Se deixarmos um pouco a abstracção e voltarmos para a rua ou caminho por onde deambulávamos, faremos uma pergunta necessária e concreta: o que é um espelho? A maioria das pessoas responderia que aquela coisa (quadrada, redonda, oval, triangular...) que reflecte a nossa imagem se chama espelho. Eu diria (e voltando para um plano abstracto): o espelho é muito mais que um simples objecto do nosso quotidiano. O espelho pode ser usado como uma espécie de despertador da consciência do absurdo do ser e, paradoxalmente, do absurdo da morte. Pode ainda ser revelador de profundezas insondáveis na pupila dos nossos olhos: entrada para o território da alma, se ela existisse como um simples vapor ou fumo... mas, usando metáforas mais recentes, seria um mergulho nas águas geladas, seria a intuição do tamanho da parte oculta do iceberg e do quão terrífico pode ser... O espelho é ainda o único objecto capaz de dar a percepção da quantidade de tempo que encerra um momento suspenso. Será que era isto que sentia Narciso ou estava tão-somente embriagado com a sua aparência?

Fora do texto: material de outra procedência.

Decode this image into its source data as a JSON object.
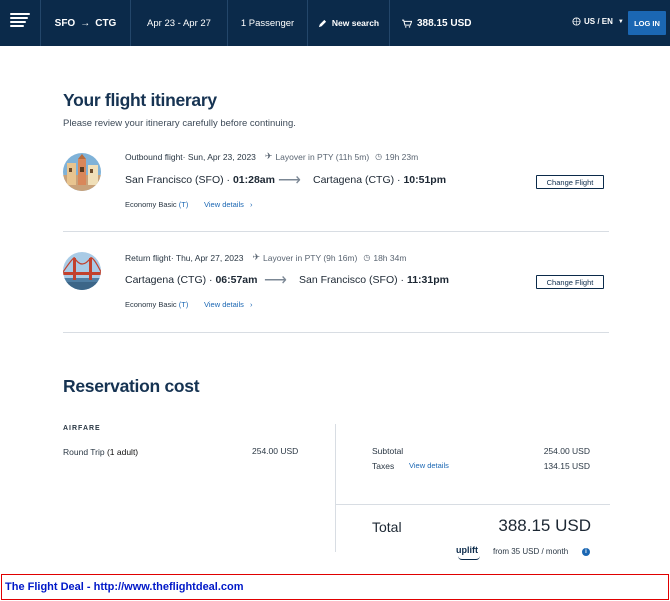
{
  "header": {
    "origin": "SFO",
    "arrow": "→",
    "destination": "CTG",
    "dates": "Apr 23 - Apr 27",
    "passengers": "1 Passenger",
    "new_search": "New search",
    "cart_total": "388.15 USD",
    "locale": "US / EN",
    "login": "LOG IN"
  },
  "itinerary": {
    "title": "Your flight itinerary",
    "subtitle": "Please review your itinerary carefully before continuing.",
    "flights": [
      {
        "label": "Outbound flight",
        "date": " · Sun, Apr 23, 2023",
        "layover": "Layover in PTY (11h 5m)",
        "duration": "19h 23m",
        "from_city": "San Francisco (SFO) · ",
        "from_time": "01:28am",
        "to_city": "Cartagena (CTG) · ",
        "to_time": "10:51pm",
        "fare": "Economy Basic ",
        "fare_code": "(T)",
        "view_details": "View details",
        "change": "Change Flight"
      },
      {
        "label": "Return flight",
        "date": " · Thu, Apr 27, 2023",
        "layover": "Layover in PTY (9h 16m)",
        "duration": "18h 34m",
        "from_city": "Cartagena (CTG) · ",
        "from_time": "06:57am",
        "to_city": "San Francisco (SFO) · ",
        "to_time": "11:31pm",
        "fare": "Economy Basic ",
        "fare_code": "(T)",
        "view_details": "View details",
        "change": "Change Flight"
      }
    ]
  },
  "reservation": {
    "title": "Reservation cost",
    "airfare_heading": "AIRFARE",
    "round_trip": "Round Trip ",
    "round_trip_qty": "(1 adult)",
    "round_trip_price": "254.00 USD",
    "subtotal_label": "Subtotal",
    "subtotal_value": "254.00 USD",
    "taxes_label": "Taxes",
    "taxes_details": "View details",
    "taxes_value": "134.15 USD",
    "total_label": "Total",
    "total_value": "388.15 USD",
    "uplift_brand": "uplift",
    "monthly": "from 35 USD  / month"
  },
  "footer": {
    "text": "The Flight Deal - http://www.theflightdeal.com"
  },
  "colors": {
    "header_bg": "#0b2a4a",
    "accent": "#1b67b3",
    "footer_border": "#e00000",
    "footer_text": "#0018c8"
  }
}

O espelho é a pior das religiões para aqueles que sabem a sua função secreta de revelador, pois não abre espaço para ilusões, nem promete um reino de delícias num além...
Acabaram-se as metanarrativas, agora resta o espelho como único ditador da realidade, mas já foi um Hitler, um Mussolini ou mesmo um discreto Salazar... um Comunismo disfarçado com pele de cordeiro... não, não acabaram, ainda há o capitalismo das potências... mas o espelho é que nos aproxima de algo muito mais profundo...
Imagine-se, num plano horizontal, a humanidade e o mundo inteiro coberto por um véu leve e semitransparente, ou por uma neblina matinal. Agora, esqueça-se a linguagem, apure-se um olhar de águia e uma sensibilidade térmica de serpente e sentiremos qual a substância desse espelho ou realidade escondida... um borbulhar de matéria viva, uma corrente incessante de lava efervescente... a vertigem da vida, do tempo, a fusão...
O véu define a aparência, o véu é a linguagem que o homem pôs ao seu serviço para, deste modo, poder suportar o peso de uma realidade demasiado bruta para a retina. Mas não quer ver bem porque não lhe convém. É mais fácil e menos doloroso, admitamos, passar por uma montra e ver o nosso reflexo, fingir que olhamos os artigos expostos, mas pensar: este casaco fica-me bem ou este penteado não me favorece! Mas tudo isto acaba por ser tão natural como a nossa sede. De facto, seria insuportável, até mesmo para aqueles que sabem o serviço secreto do espelho, viver constantemente esse transbordar de vida, até porque, humanamente e em estado normal de consciência, isso só é possível durante alguns segundos...
Não será em vão usar o espelho se quisermos conhecer algo mais de nós próprios ou - o que seria o mesmo - conhecer um pouco mais de uma mente colectiva.
Mesmo apetrechado da sua função secreta, o espelho pode não passar de um criador de ilusões... tal como se alguém lesse um livro e não percebe-se o seu sentido mais intrínseco...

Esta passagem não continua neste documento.